MEXICO 00003491 002 OF 002


authority to set the oil production and reserves policy - a function
currently under the Finance Ministry. PEMEX also stresses that
changes to its organizational structure will allow the parastatal to
operate more transparently and efficiently. Most experts agree,
however, that the impact of these organizational changes will depend
largely on finding individuals with the required technical skills to
mange the Hidrocarbons Council and to fill the four new seats on the
PEMEX board. Mexico has a shortage of qualified experts who could
be brought into these key positions.
FLEXIBITY ON TRANSBOUNDARY
8. (SBU) Both PEMEX and SENER officials told Econoff that the
energy reform will allow more flexibility on exploiting potential
transboundary reserves. According to the GOM interpretation, since
not all the oil resources in a transboundary field belong to Mexico,
the constitution would not prohibit PEMEX from entering into a joint
venture with an IOC. The reform provides that transboundary fields
would be exploited in accordance with the provisions of a bilateral
treaty that has been ratified by the Mexican Senate. The Chamber of
Deputies, which would be more critical of such provisions, would not
have jurisdiction. PEMEX added that their intention on potential
U.S.-Mexico transboundary fields would be to collaborate closely
with the companies and use the infrastructure on the U.S. side of
the boundary. (Note: This is a sensitive issue in Mexico, and
would almost certainly be challenged in court by opponents of a more
open energy regime. End Note.)
PRIVATE SECTOR - TOO EARLY TO SAY
9. (SBU) The IOCs do not share the GOMs effusive praise for the
energy reform legislation. However, they are also cautious not to
criticize the energy reform package publicly. The IOCs recognize
that the Calderon Administration, Mexican Senate and Chamber of
Deputies have put a significant effort into the reform process.

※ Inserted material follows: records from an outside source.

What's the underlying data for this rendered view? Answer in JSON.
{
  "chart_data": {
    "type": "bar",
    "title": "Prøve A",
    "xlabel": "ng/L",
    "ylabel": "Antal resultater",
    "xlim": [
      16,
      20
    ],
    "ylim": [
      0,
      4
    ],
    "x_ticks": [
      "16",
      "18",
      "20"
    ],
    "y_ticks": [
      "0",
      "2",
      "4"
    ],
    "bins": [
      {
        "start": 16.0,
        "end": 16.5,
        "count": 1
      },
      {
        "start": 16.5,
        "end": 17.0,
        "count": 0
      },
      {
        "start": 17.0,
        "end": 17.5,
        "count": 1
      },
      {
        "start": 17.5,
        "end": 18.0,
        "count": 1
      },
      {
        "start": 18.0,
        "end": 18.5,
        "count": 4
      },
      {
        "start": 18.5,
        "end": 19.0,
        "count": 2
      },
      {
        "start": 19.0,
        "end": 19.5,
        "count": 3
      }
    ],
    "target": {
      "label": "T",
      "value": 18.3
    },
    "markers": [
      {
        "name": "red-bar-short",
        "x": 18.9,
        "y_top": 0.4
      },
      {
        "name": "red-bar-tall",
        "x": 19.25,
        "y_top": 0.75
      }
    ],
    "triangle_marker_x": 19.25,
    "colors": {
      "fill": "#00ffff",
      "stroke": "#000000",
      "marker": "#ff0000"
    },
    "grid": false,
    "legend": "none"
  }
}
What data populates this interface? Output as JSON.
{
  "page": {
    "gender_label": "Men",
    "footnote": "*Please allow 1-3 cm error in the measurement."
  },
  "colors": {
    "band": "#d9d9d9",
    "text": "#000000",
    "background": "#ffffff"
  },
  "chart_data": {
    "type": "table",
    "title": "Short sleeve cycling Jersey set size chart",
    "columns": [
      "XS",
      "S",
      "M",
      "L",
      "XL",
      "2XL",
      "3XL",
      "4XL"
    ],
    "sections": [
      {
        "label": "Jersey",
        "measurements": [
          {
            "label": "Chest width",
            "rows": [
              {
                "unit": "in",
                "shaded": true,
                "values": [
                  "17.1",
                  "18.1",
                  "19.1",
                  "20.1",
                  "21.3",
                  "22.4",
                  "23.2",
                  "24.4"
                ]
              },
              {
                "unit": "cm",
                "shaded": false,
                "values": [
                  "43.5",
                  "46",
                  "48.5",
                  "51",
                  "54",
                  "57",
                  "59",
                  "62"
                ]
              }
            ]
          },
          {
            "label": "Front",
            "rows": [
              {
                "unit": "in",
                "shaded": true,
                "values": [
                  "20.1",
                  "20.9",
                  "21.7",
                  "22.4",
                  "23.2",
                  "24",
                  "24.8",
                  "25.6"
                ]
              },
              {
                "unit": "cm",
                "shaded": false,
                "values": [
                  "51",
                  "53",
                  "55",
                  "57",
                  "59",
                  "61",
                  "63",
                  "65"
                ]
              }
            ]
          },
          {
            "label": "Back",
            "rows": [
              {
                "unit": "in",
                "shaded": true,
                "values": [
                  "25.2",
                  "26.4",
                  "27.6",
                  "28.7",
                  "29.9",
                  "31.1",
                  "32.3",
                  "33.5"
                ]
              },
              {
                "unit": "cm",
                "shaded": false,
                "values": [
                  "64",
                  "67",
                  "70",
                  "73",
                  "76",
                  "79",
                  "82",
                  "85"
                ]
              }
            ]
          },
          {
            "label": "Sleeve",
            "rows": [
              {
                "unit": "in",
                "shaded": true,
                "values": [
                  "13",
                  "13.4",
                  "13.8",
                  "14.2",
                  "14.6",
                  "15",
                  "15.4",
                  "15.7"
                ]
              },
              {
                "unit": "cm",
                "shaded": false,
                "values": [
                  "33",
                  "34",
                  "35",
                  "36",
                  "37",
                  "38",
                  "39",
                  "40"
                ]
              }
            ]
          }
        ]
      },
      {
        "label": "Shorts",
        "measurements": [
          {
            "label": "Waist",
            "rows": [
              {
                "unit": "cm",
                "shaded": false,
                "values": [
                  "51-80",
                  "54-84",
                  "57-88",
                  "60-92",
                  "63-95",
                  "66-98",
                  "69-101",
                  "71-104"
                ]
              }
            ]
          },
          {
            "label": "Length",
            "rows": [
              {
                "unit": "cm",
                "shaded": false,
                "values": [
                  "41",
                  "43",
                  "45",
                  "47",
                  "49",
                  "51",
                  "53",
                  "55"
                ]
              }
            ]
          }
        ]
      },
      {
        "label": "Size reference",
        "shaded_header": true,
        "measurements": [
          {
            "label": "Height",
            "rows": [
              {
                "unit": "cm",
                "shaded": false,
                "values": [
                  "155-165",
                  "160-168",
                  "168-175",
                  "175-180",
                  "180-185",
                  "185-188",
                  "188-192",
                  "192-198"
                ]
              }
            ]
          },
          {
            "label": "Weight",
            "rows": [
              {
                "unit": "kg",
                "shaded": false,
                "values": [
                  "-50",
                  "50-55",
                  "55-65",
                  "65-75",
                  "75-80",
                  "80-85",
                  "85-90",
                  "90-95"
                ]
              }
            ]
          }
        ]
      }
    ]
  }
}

They are also aware that, by working with SENER and PEMEX during the
drafting stages, they may be able to shape somewhat the terms of the
new contracts. For now, the private sector is waiting to see the
bylaws and contracts to determine if they will provide for any
additional business opportunities.
10. (SBU) More IOCs may decide to pursue service contracts even if
the terms are not significantly better than the current model.
Petrobras and Repsol already work with PEMEX under existing
contracts. Other IOCs may decide that it is better to develop a
close cooperative relationship with PEMEX now which could prove
useful when Mexico opens its energy sector. These firms may also be
interested in selling technology even if they cannot share
production. Still, IOCs have limited resources and the new service
contracts may not be lucrative enough to make doing business in
Mexico a priority.
11. (SBU) GOM officials and industry experts expect the
constitutionality of the reform will be challenged through the first
round of contracts. While government officials and industry experts
agree that such a challenge will create legal certainty, the
downside is that no company will want to be the one embroiled in the
legal battle. The IOCs will take into account that firms which take
advantage of the new service contracts may find themselves under a
political spotlight and could be subject to negative public
backlash.
COMMENT:
12. (SBU) Although many companies and analysts are waiting to see
the bylaws and new contract model before deciding on the value of
the GOM's energy reform package, most are privately cynical about
how much the reform will do to expand business opportunities. The
IOCs have been mindful of the political significance of the reform
and cautious not to seem too critical of the results. In
particular, the IOCs with a presence in Mexico are here for the long
haul and calculate if (and when) this reform fails to turn around
production, the Mexican Congress will have no choice but to
introduce deeper reforms. International oil companies want to make
sure that they are well positioned when that happens.